All five modules are meanwhile finished and, enclosed in a steel outer shell 16 metres in diameter, are in place at their final position on the machine’s foundation. All that is missing to complete the ring is the “lid” on the last module, the final section of the thermally insulating outer shell. The component, weighing about 14 tonnes, is scheduled for installation on 21 December 2011. “As we have already done this four times, the 70-millimetre manoeuvring gap on either side within which the crane has to place the large component meanwhile strikes us as extremely generous”, states installation head Dr. Lutz Wegener. Once this is done, the device will then appear in its final form, viz. a steel ring with numerous ports projecting from it. “It’s just a pity”, states Dr. Hans-Stephan Bosch, Associate Director in the Wendelstein 7-X project, “that there will then be nothing more to be seen of the machine’s interior, particularly of its hallmark, the coils.”

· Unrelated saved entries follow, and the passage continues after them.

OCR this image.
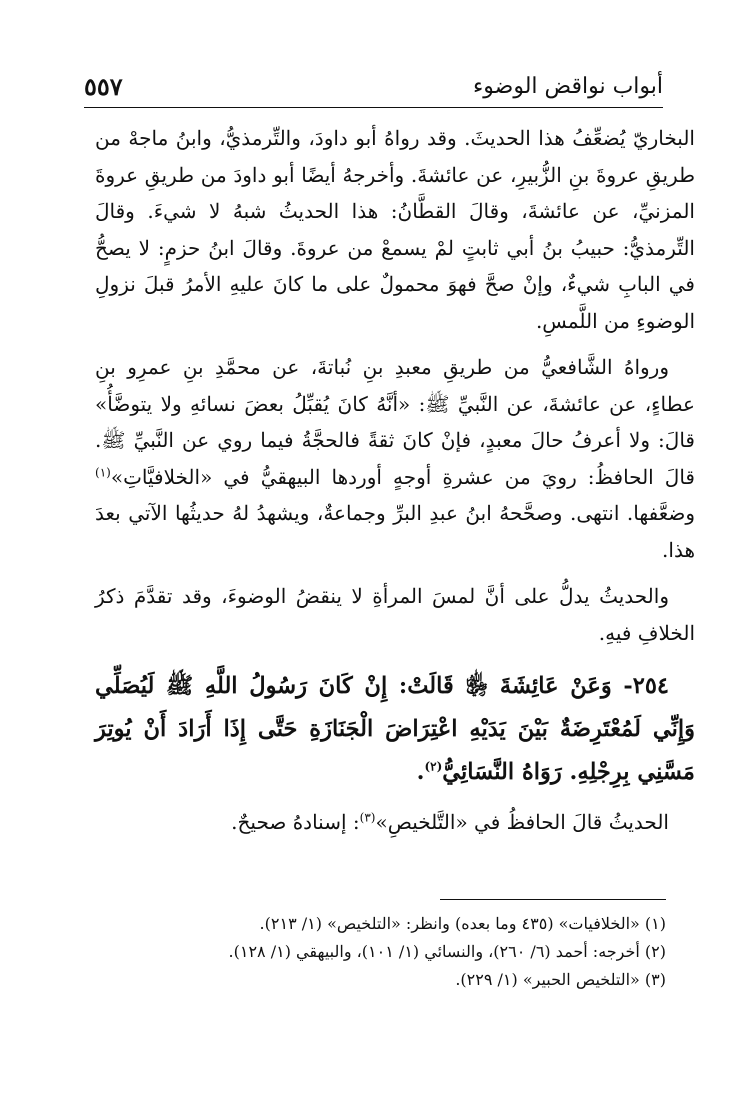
أبواب نواقض الوضوء
٥٥٧

البخاريّ يُضعِّفُ هذا الحديثَ. وقد رواهُ أبو داودَ، والتِّرمذيُّ، وابنُ ماجهْ من طريقِ عروةَ بنِ الزُّبيرِ، عن عائشةَ. وأخرجهُ أيضًا أبو داودَ من طريقِ عروةَ المزنيِّ، عن عائشةَ، وقالَ القطَّانُ: هذا الحديثُ شبهُ لا شيءَ. وقالَ التِّرمذيُّ: حبيبُ بنُ أبي ثابتٍ لمْ يسمعْ من عروةَ. وقالَ ابنُ حزمٍ: لا يصحُّ في البابِ شيءٌ، وإنْ صحَّ فهوَ محمولٌ على ما كانَ عليهِ الأمرُ قبلَ نزولِ الوضوءِ من اللَّمسِ.

ورواهُ الشَّافعيُّ من طريقِ معبدِ بنِ نُباتةَ، عن محمَّدِ بنِ عمرِو بنِ عطاءٍ، عن عائشةَ، عن النَّبيِّ ﷺ: «أنَّهُ كانَ يُقبِّلُ بعضَ نسائهِ ولا يتوضَّأُ» قالَ: ولا أعرفُ حالَ معبدٍ، فإنْ كانَ ثقةً فالحجَّةُ فيما روي عن النَّبيِّ ﷺ. قالَ الحافظُ: رويَ من عشرةِ أوجهٍ أوردها البيهقيُّ في «الخلافيَّاتِ»$^{(١)}$ وضعَّفها. انتهى. وصحَّحهُ ابنُ عبدِ البرِّ وجماعةٌ، ويشهدُ لهُ حديثُها الآتي بعدَ هذا.

والحديثُ يدلُّ على أنَّ لمسَ المرأةِ لا ينقضُ الوضوءَ، وقد تقدَّمَ ذكرُ الخلافِ فيهِ.

٢٥٤- وَعَنْ عَائِشَةَ ﵂ قَالَتْ: إِنْ كَانَ رَسُولُ اللَّهِ ﷺ لَيُصَلِّي وَإِنِّي لَمُعْتَرِضَةٌ بَيْنَ يَدَيْهِ اعْتِرَاضَ الْجَنَازَةِ حَتَّى إِذَا أَرَادَ أَنْ يُوتِرَ مَسَّنِي بِرِجْلِهِ. رَوَاهُ النَّسَائِيُّ$^{(٢)}$.

الحديثُ قالَ الحافظُ في «التَّلخيصِ»$^{(٣)}$: إسنادهُ صحيحٌ.

(١) «الخلافيات» (٤٣٥ وما بعده) وانظر: «التلخيص» (١/ ٢١٣).

(٢) أخرجه: أحمد (٦/ ٢٦٠)، والنسائي (١/ ١٠١)، والبيهقي (١/ ١٢٨).

(٣) «التلخيص الحبير» (١/ ٢٢٩).
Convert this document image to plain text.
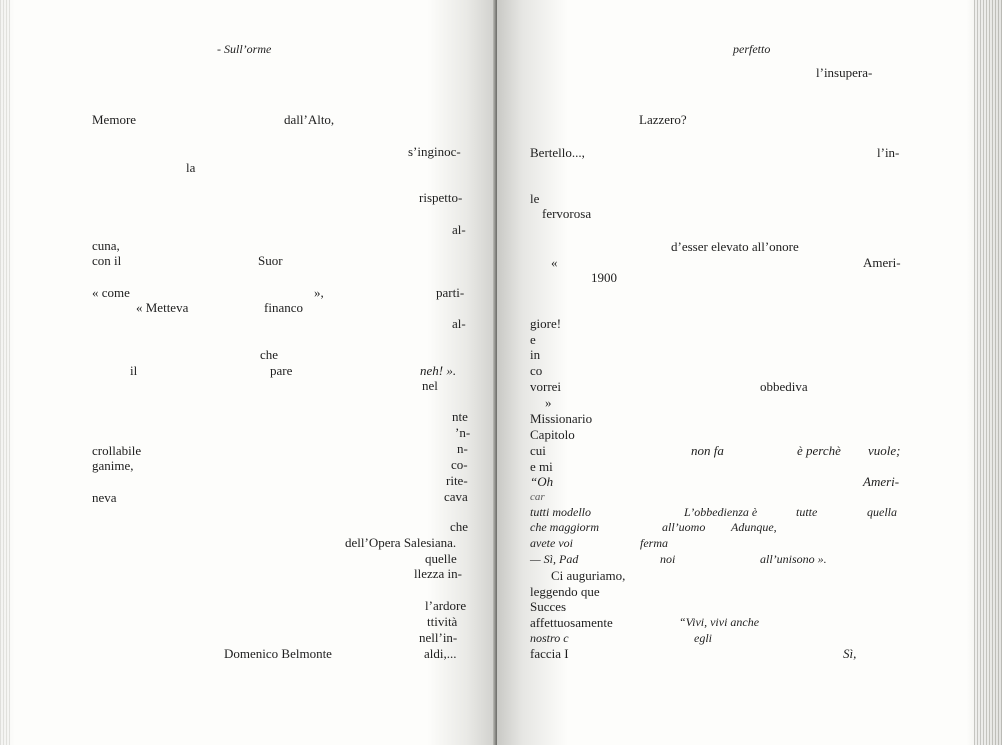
- Sull’orme
Memore	dall’Alto,
s’inginoc-
la
rispetto-
al-
cuna,
con il	Suor
« come	»,	parti-
« Metteva	financo
al-
che
il	pare	neh! ».
nel
nte
’n-
n-
crollabile
co-
ganime,
rite-
neva	cava
che
dell’Opera Salesiana.
quelle
llezza in-
l’ardore
ttività
nell’in-
Domenico Belmonte	aldi,...
perfetto
l’insupera-
Lazzero?
Bertello...,	l’in-
le
fervorosa
d’esser elevato all’onore
«	Ameri-
1900
giore!
e
in
co
vorrei	obbediva
»
Missionario
Capitolo
cui	non fa	è perchè vuole;
e mi
“Oh	Ameri-
car
tutti modello	L’obbedienza è	tutte	quella
che maggiorm	all’uomo Adunque,
avete voi	ferma
— Sì, Pad	noi	all’unisono ».
Ci auguriamo,
leggendo que
Succes
affettuosamente	“Vivi, vivi anche
nostro c	egli
faccia I	Sì,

There is plenty else to be done: Already installed are four-fifths of the ports linking the apertures in the plasma vessel through the cold coil region into the outer vessel – about 45 of them per module. These five major components have yet to be connected up: The brazing areas of the support ring, plasma vessel and outer vessel have to be closed, and the magnets be connected with the power and helium supplies. Then come the main power lines, cooling pipes, interior facilities in the plasma vessel and repeated control measurements and leakage tests: The base machine will then be ready. In parallel, the systems for heating the plasma will be incorporated. Then there are the supply facilities for electric power and cooling, the machine control and, lastly, the numerous measuring instruments for diagnosing the plasma’s behaviour. After several years of strict adherence to its time schedule and budget, Wendelstein 7-X should be finished in 2014.